HD 99109 b / Perwana

Discovery
- Discovered by: Butler et al.
- Discovery site: United States
- Discovery date: 15 July 2006
- Detection method: Radial velocity

Orbital characteristics
- Semi-major axis: 1.105 ± 0.065 AU (165,300,000 ± 9,700,000 km)
- Eccentricity: 0.09 ± 0.16
- Orbital period (sidereal): 439.3 ± 5.6 d
- Time of periastron: 2,411,310 ± 80
- Argument of periastron: 256
- Semi-amplitude: 14.1 ± 2.2
- Star: HD 99109

= HD 99109 b =

Gas giant exoplanet

HD 99109 b, formally named Perwana, is an extrasolar planet approximately 197 light-years away in the constellation of Leo. The planet was confirmed in 2006 to be orbiting the orange dwarf star HD 99109. The planet is about one half the mass of Jupiter, classifying the planet as a Jovian planet. The orbital eccentricity is about the same as Mars.

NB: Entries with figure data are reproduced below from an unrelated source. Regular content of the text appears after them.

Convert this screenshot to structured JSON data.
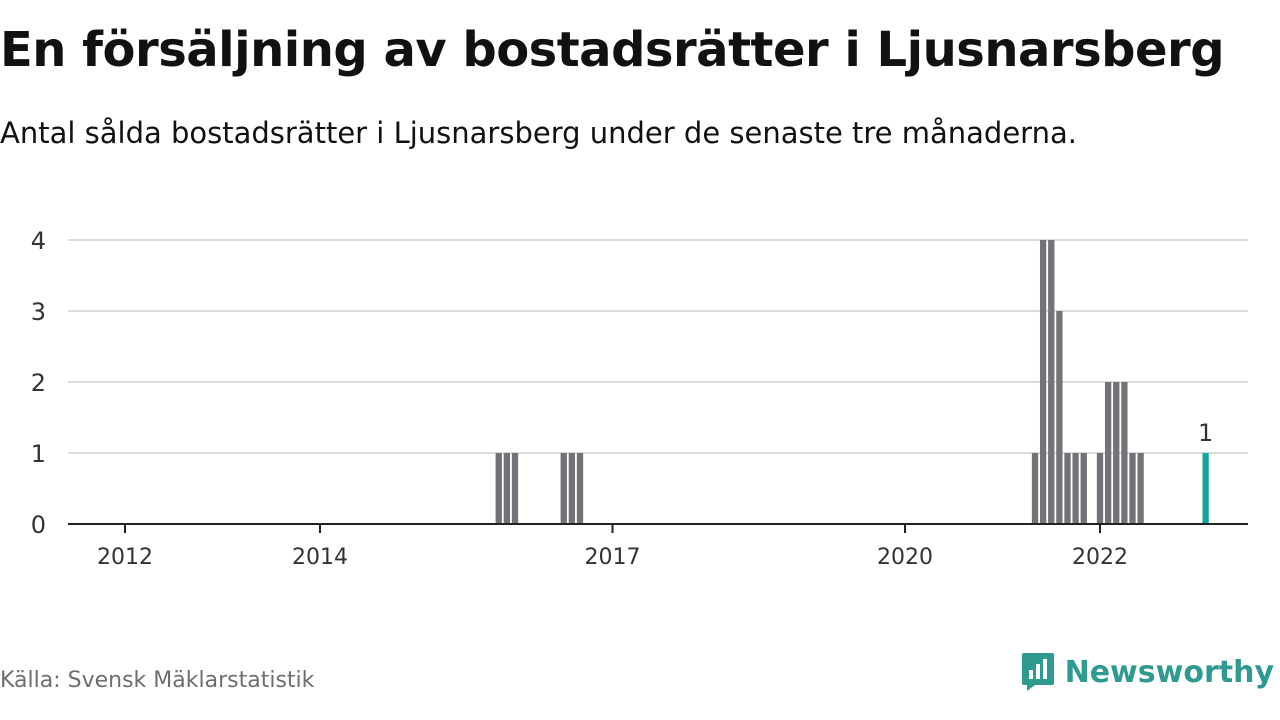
{
  "title": "En försäljning av bostadsrätter i Ljusnarsberg",
  "subtitle": "Antal sålda bostadsrätter i Ljusnarsberg under de senaste tre månaderna.",
  "source": "Källa: Svensk Mäklarstatistik",
  "brand": {
    "name": "Newsworthy",
    "logo_icon": "newsworthy-logo-icon",
    "color": "#2f9a90"
  },
  "colors": {
    "bar": "#737279",
    "highlight": "#17a49a",
    "grid": "#dcdcdc",
    "axis": "#222222",
    "tick_text": "#333333"
  },
  "chart_data": {
    "type": "bar",
    "title": "",
    "xlabel": "",
    "ylabel": "",
    "x_ticks": [
      "2012",
      "2014",
      "2017",
      "2020",
      "2022"
    ],
    "y_ticks": [
      "0",
      "1",
      "2",
      "3",
      "4"
    ],
    "ylim": [
      0,
      4
    ],
    "grid": true,
    "series": [
      {
        "points": [
          {
            "date": "2015-11",
            "value": 1
          },
          {
            "date": "2015-12",
            "value": 1
          },
          {
            "date": "2016-01",
            "value": 1
          },
          {
            "date": "2016-07",
            "value": 1
          },
          {
            "date": "2016-08",
            "value": 1
          },
          {
            "date": "2016-09",
            "value": 1
          },
          {
            "date": "2021-05",
            "value": 1
          },
          {
            "date": "2021-06",
            "value": 4
          },
          {
            "date": "2021-07",
            "value": 4
          },
          {
            "date": "2021-08",
            "value": 3
          },
          {
            "date": "2021-09",
            "value": 1
          },
          {
            "date": "2021-10",
            "value": 1
          },
          {
            "date": "2021-11",
            "value": 1
          },
          {
            "date": "2021-12",
            "value": 0
          },
          {
            "date": "2022-01",
            "value": 1
          },
          {
            "date": "2022-02",
            "value": 2
          },
          {
            "date": "2022-03",
            "value": 2
          },
          {
            "date": "2022-04",
            "value": 2
          },
          {
            "date": "2022-05",
            "value": 1
          },
          {
            "date": "2022-06",
            "value": 1
          }
        ]
      }
    ],
    "highlight": {
      "date": "2023-02",
      "value": 1,
      "label": "1"
    }
  }
}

The planet HD 99109 b is named Perwana. The name was selected in the NameExoWorlds campaign by Pakistan, during the 100th anniversary of the IAU. Perwana (پروانہ) means moth in Urdu, alluding to the eternal love of an object circling a source of light (name of HD 99109 is Shama or lamp).

A survey of the stability of hypothetical trojan planets of gas giants showed that Perwana might be capable of hosting habitable Earth-sized planets as trojans.